Intel Blog

Deposit Wars: A Breakdown of Key Trends in the First Quarter of 2019

Written by Adam Mustafa | Jun 14, 2019 4:40:30 AM

Deposit growth in the banking industry has become a zero-sum game for all intents and purposes.  Several months ago we published a white paper that revealed the deposit dilemma appeared more serious than anticipated, based on 2018 data.  The results in the first quarter of 2019 were mixed.  Here are five significant findings from our analysis of first quarter deposits:

  1. The growth in CDs exceeded the growth in all deposits, including CDs. Total deposits including CDs only grew by $78.5 billion in the quarter versus the fourth quarter of 2018.  I guess some growth is better than no growth or shrinkage, but when you consider that retail and jumbo CDs grew by $114.9 billion in the quarter, that silver lining is more like a plastic one.  If you think this is a misprint, think again. The only way CD growth can exceed all deposits including CDs is if other deposit products shrink.  Transaction accounts, the highest quality form of deposits, and MMDAs both lost ground in the quarter.

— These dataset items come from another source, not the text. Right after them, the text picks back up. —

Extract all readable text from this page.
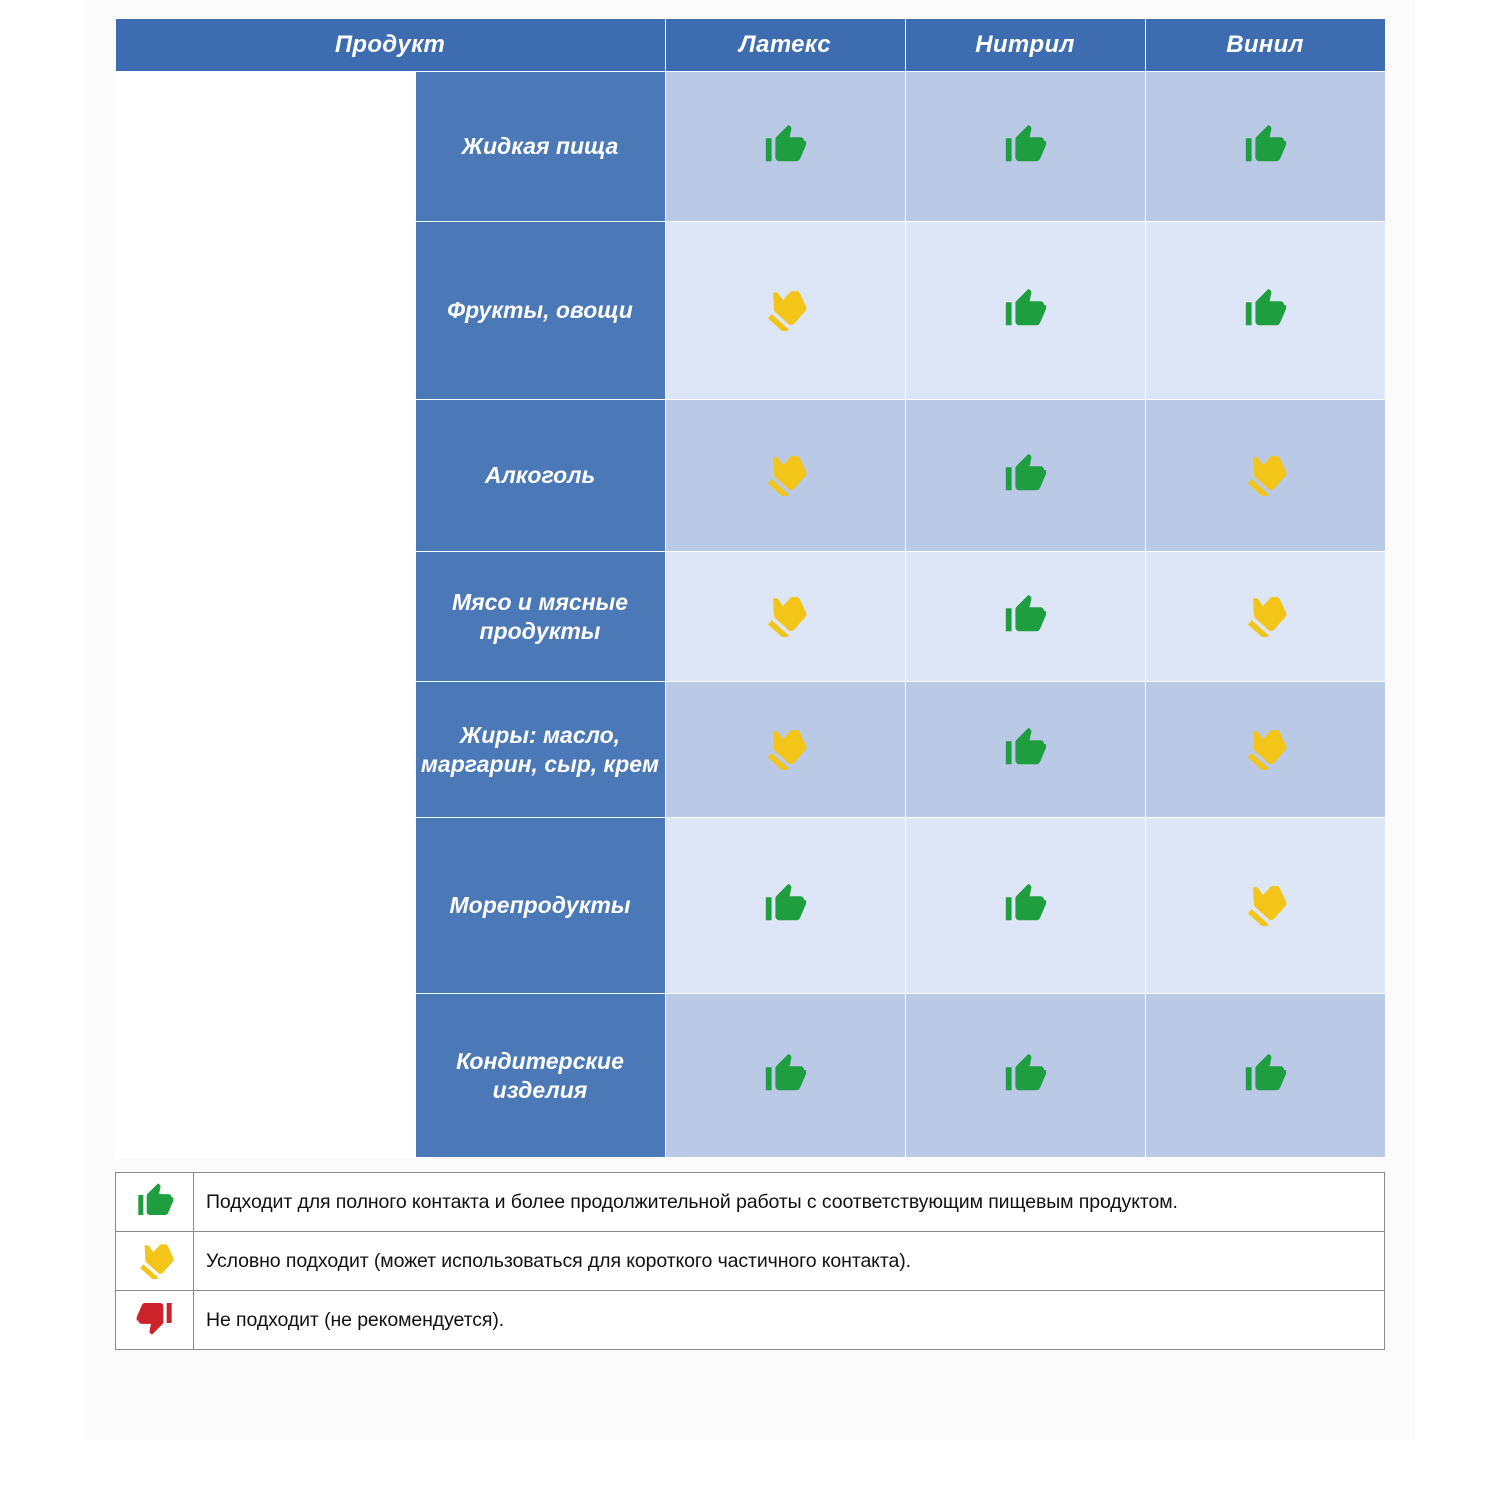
Продукт		Латекс	Нитрил	Винил

	Жидкая пища	

	Фрукты, овощи	

	Алкоголь	

	Мясо и мясные продукты	

	Жиры: масло, маргарин, сыр, крем	

	Морепродукты	

	Кондитерские изделия	

	Подходит для полного контакта и более продолжительной работы с соответствующим пищевым продуктом.

	Условно подходит (может использоваться для короткого частичного контакта).

	Не подходит (не рекомендуется).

In a nutshell, the least-sticky and most expensive form of deposits (CDs) are growing at the expense of the most-sticky and least expensive product (transaction accounts). They are absorbing virtually all the growth in the supply of deposits in the banking system.

  1. Community banks with assets between $10 billion and $50 billion and $1 billion to $10 billion held their own in the quarter. Both groups combined won 64 percent of the total deposit growth in the quarter. Moreover, both groups seemed to do so in a relatively balanced way across deposit products. The $10 billion to $50 billion group grew transaction accounts by a combined $5 billion during the quarter, which represented 21 percent of its total growth.  The $1 billion to $10 billion group at least didn’t lose transaction accounts, but only nibbled its way to $868 million of growth in this category.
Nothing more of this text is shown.